Figure 6. Constitutive activation of PKA signaling accelerates cortex renewal and stem/progenitor recruitment in an androgen-dependent manner.

(A) Lineage-tracing studies showing change in centripetal cell turnover in adrenal cryosections from control (left) and DAdKO females (3 months). GFP and Tomato mark recombined and nonrecombined cells, respectively. Scale bars: 200 µm. (B) The rate of recombination in female adrenals was assessed by quantification of eGFP transcripts using qPCR. Lines in dot plots represent the mean relative quantification of eGFP expression (relative to the control counterparts) ± SEM. Statistical analyses were conducted by Student’s t test. (C) The rate of recombination in male adrenals was assessed by quantification of eGFP transcripts using qPCR. Lines in dot plots represent the mean relative quantification of eGFP expression (relative to the control counterparts) ± SEM. Statistical analyses were conducted by 1-way ANOVA followed by Bonferroni’s test. **P < 0.01. (D and E) qPCR analyses of subcapsular (Shh)/capsular (Gli1) progenitor markers, of ligand/receptor genes (Rspo3, Wnt4, Lrp5), WNT target genes (Axin2, Lef1), and Frzb WNT repressor. Lines in dot plots represent the mean quantification relative to WT 7-month-old mice of gene expression ± SEM. Statistical analyses were conducted by 1-way ANOVA followed by Bonferroni’s test. *P < 0.05, **P < 0.01, ***P < 0.001. The number of samples is indicated above dot plots.

Figure 7. Model describing the role of PKA signaling in adrenal zonation, cortex replenishment, and interplay with testicular androgen.
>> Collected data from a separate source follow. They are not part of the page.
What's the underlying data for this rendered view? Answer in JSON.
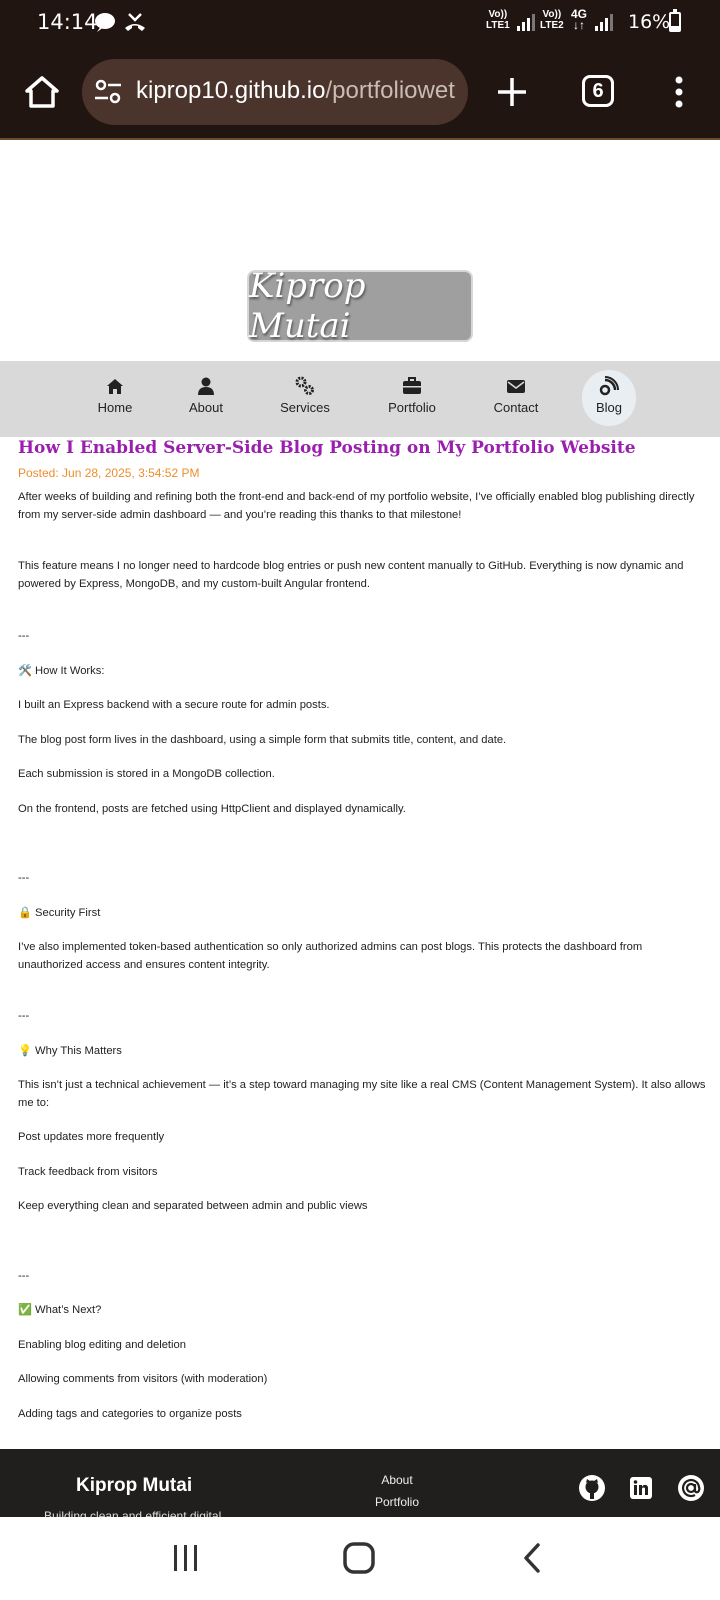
{
  "status_bar": {
    "time": "14:14",
    "sim1_label": "Vo)) LTE1",
    "sim2_label": "Vo)) LTE2",
    "network": "4G",
    "battery": "16%"
  },
  "browser": {
    "url_host": "kiprop10.github.io",
    "url_path": "/portfoliowet",
    "tab_count": "6"
  },
  "site": {
    "logo_text": "Kiprop Mutai",
    "nav": [
      {
        "label": "Home",
        "icon": "home-icon"
      },
      {
        "label": "About",
        "icon": "user-icon"
      },
      {
        "label": "Services",
        "icon": "gears-icon"
      },
      {
        "label": "Portfolio",
        "icon": "briefcase-icon"
      },
      {
        "label": "Contact",
        "icon": "envelope-icon"
      },
      {
        "label": "Blog",
        "icon": "blog-icon",
        "active": true
      }
    ]
  },
  "post": {
    "title": "How I Enabled Server-Side Blog Posting on My Portfolio Website",
    "posted": "Posted: Jun 28, 2025, 3:54:52 PM",
    "p1": "After weeks of building and refining both the front-end and back-end of my portfolio website, I’ve officially enabled blog publishing directly from my server-side admin dashboard — and you’re reading this thanks to that milestone!",
    "p2": "This feature means I no longer need to hardcode blog entries or push new content manually to GitHub. Everything is now dynamic and powered by Express, MongoDB, and my custom-built Angular frontend.",
    "sep1": "---",
    "h_how": "🛠️ How It Works:",
    "how1": "I built an Express backend with a secure route for admin posts.",
    "how2": "The blog post form lives in the dashboard, using a simple form that submits title, content, and date.",
    "how3": "Each submission is stored in a MongoDB collection.",
    "how4": "On the frontend, posts are fetched using HttpClient and displayed dynamically.",
    "sep2": "---",
    "h_sec": "🔒 Security First",
    "sec1": "I’ve also implemented token-based authentication so only authorized admins can post blogs. This protects the dashboard from unauthorized access and ensures content integrity.",
    "sep3": "---",
    "h_why": "💡 Why This Matters",
    "why1": "This isn’t just a technical achievement — it’s a step toward managing my site like a real CMS (Content Management System). It also allows me to:",
    "why2": "Post updates more frequently",
    "why3": "Track feedback from visitors",
    "why4": "Keep everything clean and separated between admin and public views",
    "sep4": "---",
    "h_next": "✅ What’s Next?",
    "next1": "Enabling blog editing and deletion",
    "next2": "Allowing comments from visitors (with moderation)",
    "next3": "Adding tags and categories to organize posts"
  },
  "footer": {
    "brand": "Kiprop Mutai",
    "tagline": "Building clean and efficient digital",
    "link_about": "About",
    "link_portfolio": "Portfolio",
    "social": [
      "github-icon",
      "linkedin-icon",
      "at-icon"
    ]
  },
  "colors": {
    "chrome_bg": "#211512",
    "url_bg": "#4a342c",
    "title_color": "#9b1fae",
    "date_color": "#ef8d2a",
    "nav_bg": "#d9d9d9",
    "footer_bg": "#211f1d"
  }
}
Solid gray arrow shows the main process of cell renewal occurring through recruitment of Shh⁺ subcapsular progenitors that differentiate as zona glomerulosa (zG) cells. Dashed gray arrow shows alternative renewal pathway relaying on the recruitment of capsular Rspo3/Gli1⁺ stem/progenitor cells that are essential to maintain Shh and Wnt4 expression within subcapsular/zG cells and can, to a less extent, regenerate subcapsular progenitors. Large light green arrows symbolize the accelerated centripetal conversion of zG cells toward zona fasciculata (zF) identity and, subsequently, to cells with zona reticularis (zR) identity that eventually accumulate and expand (large dark green double-headed arrow) as cortex reaches critical size. Horizontal green bar–headed line and arrows show effects of constitutive PKA activation that represses zG identity and promotes zF and zR conversion. Horizontal blue arrows show positive effects of testicular androgen on maintaining stem/progenitor pools, at least, through increased activation of WNT/β-catenin signaling. Large orange arrow symbolizes the process of fetal X-zone formation occurring through recruitment of precursor cells maintaining FAdE active at E14.5, regardless of PKA activation.